Três em cada quatro pessoas deslocadas este ano por conflitos vivem em países com alta exposição a riscos relacionados com o clima, como a Eritreia, Etiópia, Gâmbia, Mali e Senegal, segundo um estudo hoje publicado pela ONU.
Segundo o relatório “Sem Escapatória II: O Caminho a Seguir” do Alto Comissariado das Nações Unidas para os Refugiados (ACNUR), que vai ser divulgado esta segunda-feira na Conferência das Nações Unidas sobre as Mudanças Climáticas de 2025 (COP30) em Belém, no Brasil, “os choques climáticos estão a aumentar as necessidades humanitárias e os riscos de deslocações”.
Nos primeiros seis meses deste ano, 117 milhões de pessoas tinham sido deslocadas por guerras, violência e perseguição.
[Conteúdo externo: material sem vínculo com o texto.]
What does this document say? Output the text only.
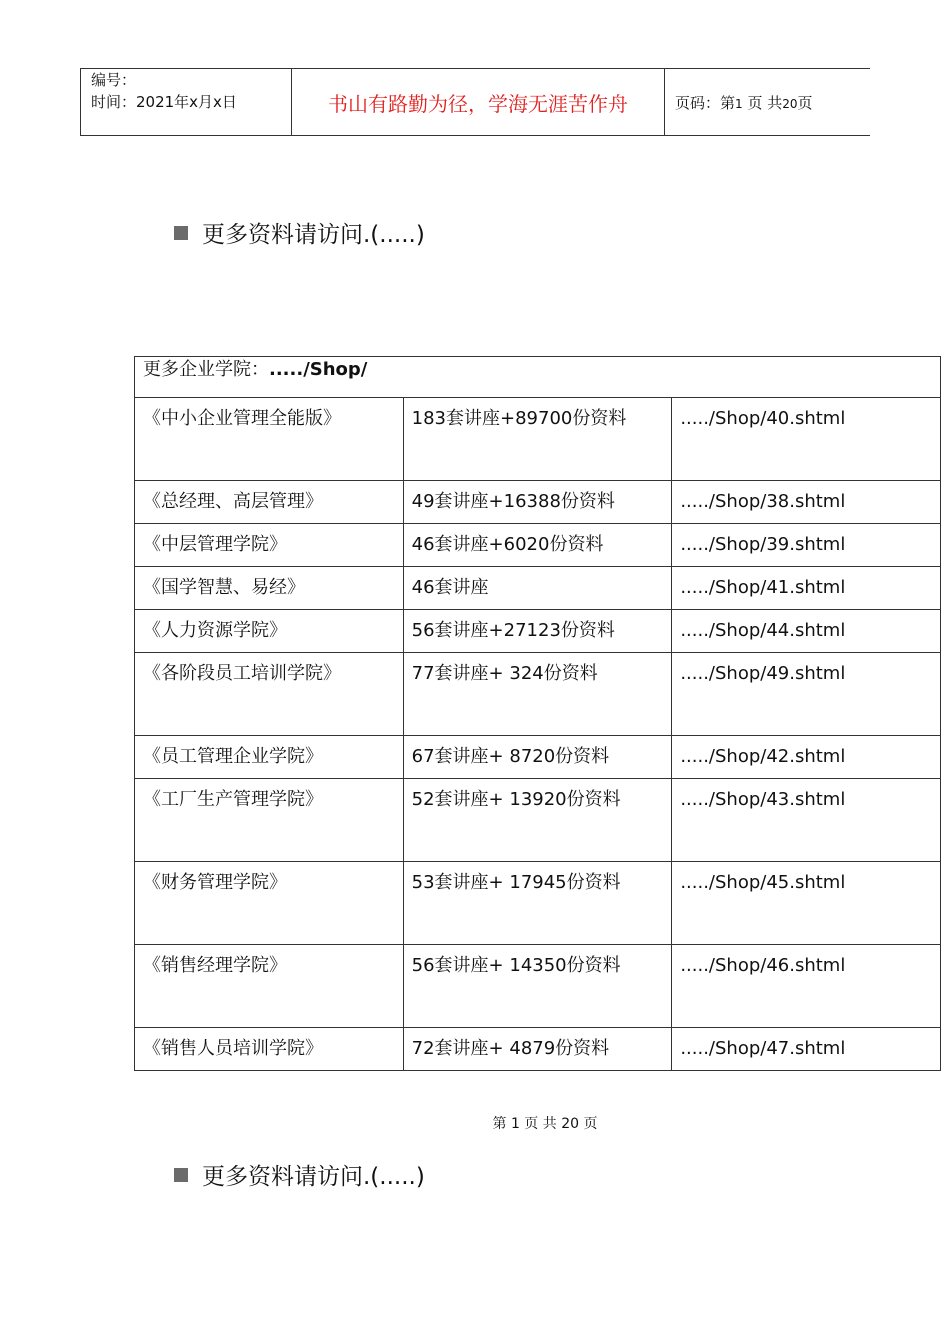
编号：
时间：2021年x月x日	书山有路勤为径，学海无涯苦作舟	页码：第1 页 共20页
更多资料请访问.(.....)
更多企业学院：...../Shop/		
《中小企业管理全能版》	183套讲座+89700份资料	...../Shop/40.shtml
《总经理、高层管理》	49套讲座+16388份资料	...../Shop/38.shtml
《中层管理学院》	46套讲座+6020份资料	...../Shop/39.shtml
《国学智慧、易经》	46套讲座	...../Shop/41.shtml
《人力资源学院》	56套讲座+27123份资料	...../Shop/44.shtml
《各阶段员工培训学院》	77套讲座+ 324份资料	...../Shop/49.shtml
《员工管理企业学院》	67套讲座+ 8720份资料	...../Shop/42.shtml
《工厂生产管理学院》	52套讲座+ 13920份资料	...../Shop/43.shtml
《财务管理学院》	53套讲座+ 17945份资料	...../Shop/45.shtml
《销售经理学院》	56套讲座+ 14350份资料	...../Shop/46.shtml
《销售人员培训学院》	72套讲座+ 4879份资料	...../Shop/47.shtml
第 1 页 共 20 页
更多资料请访问.(.....)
Destas, três em cada quatro – 75% – vivem em países que enfrentam uma exposição elevada a extrema a riscos relacionados com o clima, refere o ACNUR no documento.
Nos últimos 10 anos, desastres relacionados com o clima causaram cerca de 250 milhões de deslocações internas – o equivalente a cerca de 70.000 deslocações por dia.
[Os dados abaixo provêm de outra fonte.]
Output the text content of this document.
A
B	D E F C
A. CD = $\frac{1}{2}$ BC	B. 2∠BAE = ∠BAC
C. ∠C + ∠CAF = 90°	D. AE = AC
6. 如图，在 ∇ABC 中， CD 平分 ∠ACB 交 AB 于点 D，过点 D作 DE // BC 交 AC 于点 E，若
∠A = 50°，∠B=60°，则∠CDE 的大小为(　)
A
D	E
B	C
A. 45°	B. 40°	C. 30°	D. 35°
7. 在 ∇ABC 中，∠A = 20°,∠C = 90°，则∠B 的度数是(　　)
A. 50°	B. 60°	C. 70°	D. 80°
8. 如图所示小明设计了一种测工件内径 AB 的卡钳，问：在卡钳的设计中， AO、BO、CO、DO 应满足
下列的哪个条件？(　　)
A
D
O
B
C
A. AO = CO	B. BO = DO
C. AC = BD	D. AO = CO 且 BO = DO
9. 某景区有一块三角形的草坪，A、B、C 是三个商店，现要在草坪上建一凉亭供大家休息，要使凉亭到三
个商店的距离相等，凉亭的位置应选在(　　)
“Sejam inundações que assolam o Sudão do Sul e o Brasil, calor recorde no Quénia e no Paquistão ou escassez de água no Chade e na Etiópia, o clima extremo está a levar comunidades já frágeis ao limite”, sublinha.
Para o alto-comissário para os Refugiados, Filippo Grandi, o clima extremo está a colocar a segurança das pessoas em risco e a perturbar o seu acesso a serviços essenciais, como meios de subsistência e habitações, forçando-as, assim, a deslocarem-se, sendo que muitas já o tinham feito por episódios de violência.
Segundo o ACNUR, “até 2050, os 15 campos de refugiados mais quentes do mundo – localizados na Eritreia, Etiópia, Gâmbia, Mali e Senegal – poderão enfrentar quase 200 dias ou mais de calor perigoso por ano”, o que terá sérios impactos na saúde.
“Muitos destes locais, provavelmente, tornar-se-ão inabitáveis devido à combinação mortal de calor extremo e alta humidade”, alertou.
Por outro lado, desde abril de 2023, cerca de 1,3 milhões de refugiados que fugiram do Sudão – devido ao início da atual guerra civil – procuraram refúgio no Sudão do Sul e no Chade, dois países entre os menos equipados e preparados para lidar com a crescente emergência climática, lamentou.
Em partes do Chade afetadas pelas inundações, os refugiados recém-chegados do Sudão, devastado pela guerra, recebem menos de 10 litros de água por dia – muito abaixo dos padrões de emergência.
Outro dado alarmante desta investigação é o facto de “três quartos das terras africanas estarem a deteriorar-se e mais de metade dos campos de refugiados do continente [africano] estarem localizados em áreas sob grave stress ambiental”.
“Isto está a reduzir o acesso a alimentos, água e rendimentos”, salientou.
Em partes do Sahel, as comunidades locais relataram que as perdas de meios de subsistência relacionadas com o clima estão a conduzir ao recrutamento para grupos armados, o que mostra que o stress ambiental pode alimentar ciclos de conflitos e deslocações.
Ao mesmo tempo, a falta de financiamento e a existência de um sistema de financiamento climático profundamente desigual estão a deixar milhões de pessoas desprotegidas, de acordo com a investigação.
“Os países frágeis e afetados por conflitos que acolhem refugiados recebem apenas um quarto do financiamento climático de que necessitam, enquanto a grande maioria do financiamento climático global nunca chega às comunidades deslocadas ou aos seus anfitriões”, criticou o ACNUR.
Para Grandi, parte das deslocações pode ser evitada se o financiamento climático chegar às comunidades “que já vivem no limite” e se estas forem incluídas nos planos nacionais para o clima.
O ACNUR alerta ainda que, até 2040, o número de países que enfrentam riscos climáticos extremos pode aumentar de três para 65.